Nossa vida está ligada ao território, não tem como falar em povos indígenas sem falar em território. Invasões estão acontecendo na nossa casa. Você pode imaginar a sua casa ser invadida e destruída? Nós, povos indígenas, vivenciamos isso e precisamos lutar por nossas vidas desde pequenos. Em agosto, retomamos em Brasília a Mobilização Nacional Indígena do Levante Pela Terra, que pressiona projetos de lei – que chamamos de projetos de morte – como o PL 490 e o Marco Temporal. Além disso, realizamos trabalhos de incidência política e hoje temos organizações atuando, inclusive judicialmente, para rever todos esses retrocessos. Os movimentos de juventude indígena também têm se colocado em todos os lugares, com estratégias como o advocacy, trazendo fundamentação jurídica para a causa. 

Como a sociedade pode contribuir e potencializar essa luta?
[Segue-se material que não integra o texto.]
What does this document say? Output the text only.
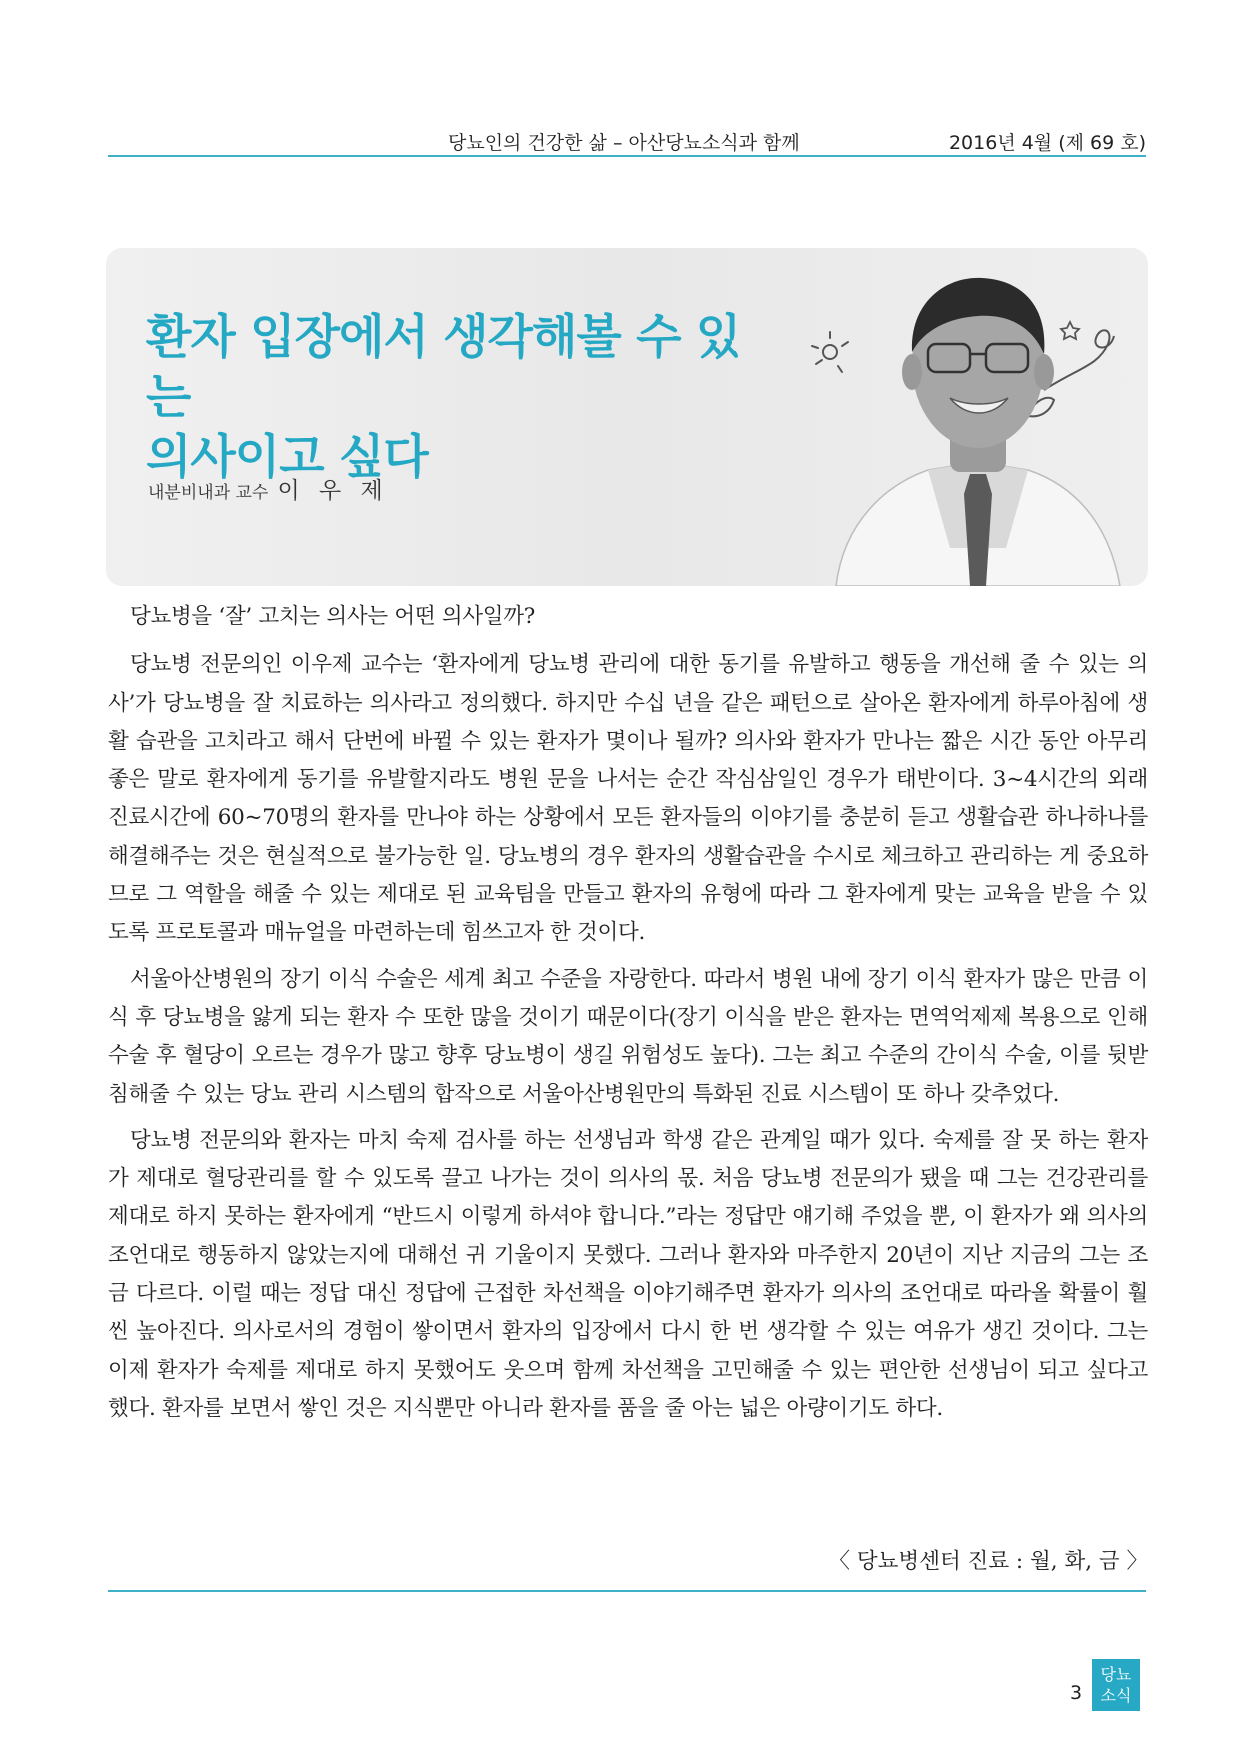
당뇨인의 건강한 삶 – 아산당뇨소식과 함께	2016년 4월 (제 69 호)
환자 입장에서 생각해볼 수 있는
의사이고 싶다
내분비내과 교수 이 우 제

당뇨병을 ‘잘’ 고치는 의사는 어떤 의사일까?

당뇨병 전문의인 이우제 교수는 ‘환자에게 당뇨병 관리에 대한 동기를 유발하고 행동을 개선해 줄 수 있는 의사’가 당뇨병을 잘 치료하는 의사라고 정의했다. 하지만 수십 년을 같은 패턴으로 살아온 환자에게 하루아침에 생활 습관을 고치라고 해서 단번에 바뀔 수 있는 환자가 몇이나 될까? 의사와 환자가 만나는 짧은 시간 동안 아무리 좋은 말로 환자에게 동기를 유발할지라도 병원 문을 나서는 순간 작심삼일인 경우가 태반이다. 3~4시간의 외래 진료시간에 60~70명의 환자를 만나야 하는 상황에서 모든 환자들의 이야기를 충분히 듣고 생활습관 하나하나를 해결해주는 것은 현실적으로 불가능한 일. 당뇨병의 경우 환자의 생활습관을 수시로 체크하고 관리하는 게 중요하므로 그 역할을 해줄 수 있는 제대로 된 교육팀을 만들고 환자의 유형에 따라 그 환자에게 맞는 교육을 받을 수 있도록 프로토콜과 매뉴얼을 마련하는데 힘쓰고자 한 것이다.

서울아산병원의 장기 이식 수술은 세계 최고 수준을 자랑한다. 따라서 병원 내에 장기 이식 환자가 많은 만큼 이식 후 당뇨병을 앓게 되는 환자 수 또한 많을 것이기 때문이다(장기 이식을 받은 환자는 면역억제제 복용으로 인해 수술 후 혈당이 오르는 경우가 많고 향후 당뇨병이 생길 위험성도 높다). 그는 최고 수준의 간이식 수술, 이를 뒷받침해줄 수 있는 당뇨 관리 시스템의 합작으로 서울아산병원만의 특화된 진료 시스템이 또 하나 갖추었다.

당뇨병 전문의와 환자는 마치 숙제 검사를 하는 선생님과 학생 같은 관계일 때가 있다. 숙제를 잘 못 하는 환자가 제대로 혈당관리를 할 수 있도록 끌고 나가는 것이 의사의 몫. 처음 당뇨병 전문의가 됐을 때 그는 건강관리를 제대로 하지 못하는 환자에게 “반드시 이렇게 하셔야 합니다.”라는 정답만 얘기해 주었을 뿐, 이 환자가 왜 의사의 조언대로 행동하지 않았는지에 대해선 귀 기울이지 못했다. 그러나 환자와 마주한지 20년이 지난 지금의 그는 조금 다르다. 이럴 때는 정답 대신 정답에 근접한 차선책을 이야기해주면 환자가 의사의 조언대로 따라올 확률이 훨씬 높아진다. 의사로서의 경험이 쌓이면서 환자의 입장에서 다시 한 번 생각할 수 있는 여유가 생긴 것이다. 그는 이제 환자가 숙제를 제대로 하지 못했어도 웃으며 함께 차선책을 고민해줄 수 있는 편안한 선생님이 되고 싶다고 했다. 환자를 보면서 쌓인 것은 지식뿐만 아니라 환자를 품을 줄 아는 넓은 아량이기도 하다.

〈 당뇨병센터 진료 : 월, 화, 금 〉
3
당뇨
소식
Quando falamos sobre projetos de lei como o PL 490, estamos falando também de uma discussão legislativa, com decisões tomadas pelas pessoas que nós, brasileiros, colocamos no poder, mas que não representam toda a sociedade. Diante disso, a população precisa se informar, saber o que cada um desses políticos está defendendo e cobrar aqueles que deveriam ser seus representantes. Vivemos em uma democracia, mas parece que esquecemos o poder que temos na mão, o poder do voto, e de também cobrar quem elegemos. É ainda preciso lembrar que falar sobre terras indígenas não é apenas falar sobre povos indígenas, é uma discussão que perpassa a todos, porque precisamos proteger a natureza. Proteger as terras indígenas é proteger os lugares sagrados em nosso território, a nossa cultura, as nossas crianças e também proteger a natureza. A ONU (Organização das Nações Unidas) reconhece que os povos indígenas são os guardiões da floresta, os melhores defensores da natureza.
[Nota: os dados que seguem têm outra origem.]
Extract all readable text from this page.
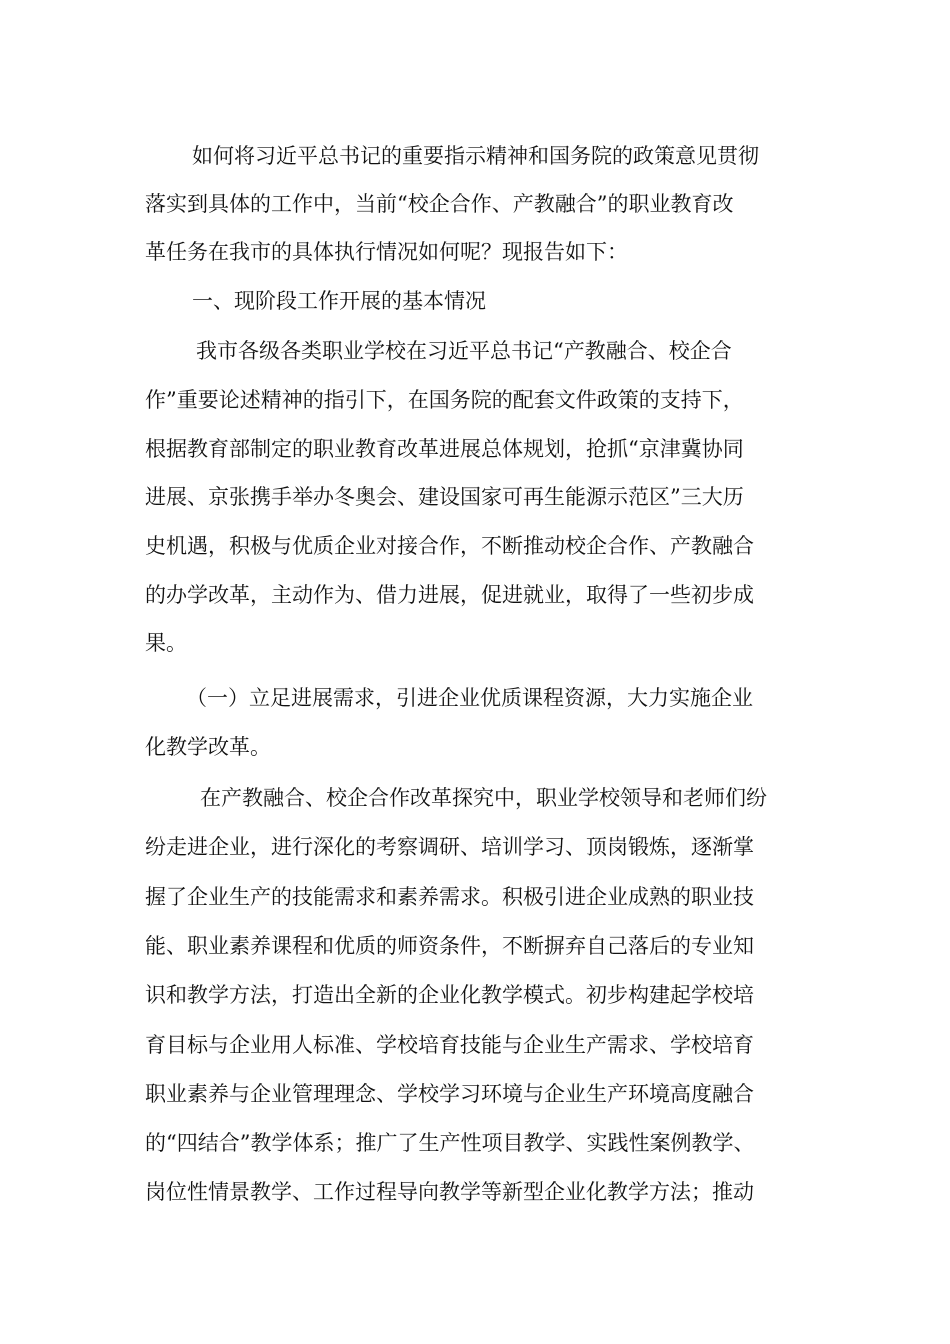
如何将习近平总书记的重要指示精神和国务院的政策意见贯彻
落实到具体的工作中，当前“校企合作、产教融合”的职业教育改
革任务在我市的具体执行情况如何呢？现报告如下：
一、现阶段工作开展的基本情况
我市各级各类职业学校在习近平总书记“产教融合、校企合
作”重要论述精神的指引下，在国务院的配套文件政策的支持下，
根据教育部制定的职业教育改革进展总体规划，抢抓“京津冀协同
进展、京张携手举办冬奥会、建设国家可再生能源示范区”三大历
史机遇，积极与优质企业对接合作，不断推动校企合作、产教融合
的办学改革，主动作为、借力进展，促进就业，取得了一些初步成
果。
（一）立足进展需求，引进企业优质课程资源，大力实施企业
化教学改革。
在产教融合、校企合作改革探究中，职业学校领导和老师们纷
纷走进企业，进行深化的考察调研、培训学习、顶岗锻炼，逐渐掌
握了企业生产的技能需求和素养需求。积极引进企业成熟的职业技
能、职业素养课程和优质的师资条件，不断摒弃自己落后的专业知
识和教学方法，打造出全新的企业化教学模式。初步构建起学校培
育目标与企业用人标准、学校培育技能与企业生产需求、学校培育
职业素养与企业管理理念、学校学习环境与企业生产环境高度融合
的“四结合”教学体系；推广了生产性项目教学、实践性案例教学、
岗位性情景教学、工作过程导向教学等新型企业化教学方法；推动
O que os povos indígenas podem ensinar para a sociedade, para o enfrentamento da emergência climática? 

Hoje, o mundo inteiro está falando sobre mudanças climáticas. Falar sobre mudanças climáticas é falar sobre meio ambiente e sobre ações sustentáveis. Nós, povos indígenas, falamos sobre isso desde sempre e temos muito mais a dizer a respeito da floresta. Os povos indígenas têm soluções baseadas na natureza, tecnologias e saberes que são sustentáveis e não agridem a natureza. É preciso aprender com a sabedoria indígena, uma sabedoria cultivada a partir do saber escutar a floresta, saber escutar a natureza. Não existe equilíbrio climático sem os povos indígenas.

A natureza ensina? Como? Qual o maior ensinamento que a natureza te deu?
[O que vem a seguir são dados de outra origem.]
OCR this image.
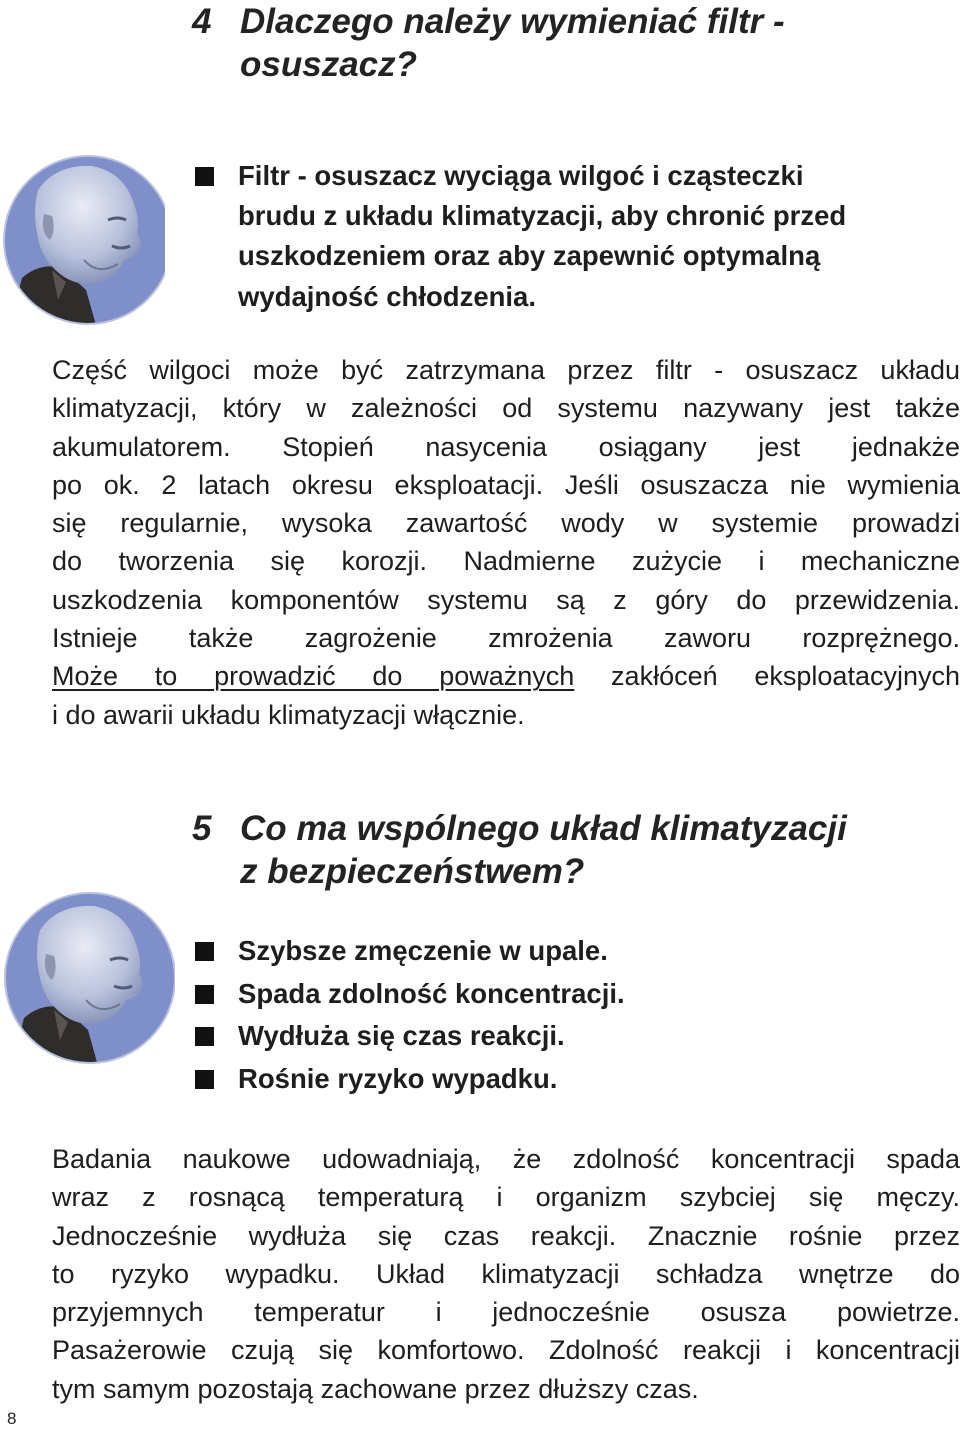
4 Dlaczego należy wymieniać filtr -
osuszacz?
Filtr - osuszacz wyciąga wilgoć i cząsteczki
brudu z układu klimatyzacji, aby chronić przed
uszkodzeniem oraz aby zapewnić optymalną
wydajność chłodzenia.

Część wilgoci może być zatrzymana przez filtr - osuszacz układu
klimatyzacji, który w zależności od systemu nazywany jest także
akumulatorem. Stopień nasycenia osiągany jest jednakże
po ok. 2 latach okresu eksploatacji. Jeśli osuszacza nie wymienia
się regularnie, wysoka zawartość wody w systemie prowadzi
do tworzenia się korozji. Nadmierne zużycie i mechaniczne
uszkodzenia komponentów systemu są z góry do przewidzenia.
Istnieje także zagrożenie zmrożenia zaworu rozprężnego.
Może to prowadzić do poważnych zakłóceń eksploatacyjnych
i do awarii układu klimatyzacji włącznie.

5 Co ma wspólnego układ klimatyzacji
z bezpieczeństwem?
Szybsze zmęczenie w upale.
Spada zdolność koncentracji.
Wydłuża się czas reakcji.
Rośnie ryzyko wypadku.

Badania naukowe udowadniają, że zdolność koncentracji spada
wraz z rosnącą temperaturą i organizm szybciej się męczy.
Jednocześnie wydłuża się czas reakcji. Znacznie rośnie przez
to ryzyko wypadku. Układ klimatyzacji schładza wnętrze do
przyjemnych temperatur i jednocześnie osusza powietrze.
Pasażerowie czują się komfortowo. Zdolność reakcji i koncentracji
tym samym pozostają zachowane przez dłuższy czas.

8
A natureza fala com a gente, o grande problema é que não sabemos escutar. Em geral as pessoas acham que só é possível ouvir quando alguém fala diretamente com elas, mas os ensinamentos nem sempre estão no que é dito, eles podem estar em ações. A natureza tem uma forma única de se comunicar com a gente, e não estamos escutando, não estamos nos conectando com ela. A humanidade enfrenta uma pandemia que é uma consequência das mudanças climáticas, e justamente essa pandemia é, para mim, a maior lição que a natureza tem dado a todos nós. Ela estava falando há muito tempo e não estávamos ouvindo. Agora podemos ver as consequências das nossas ações, a natureza está mostrando isso para a humanidade. A natureza está falando, ela está gritando e pedindo ajuda.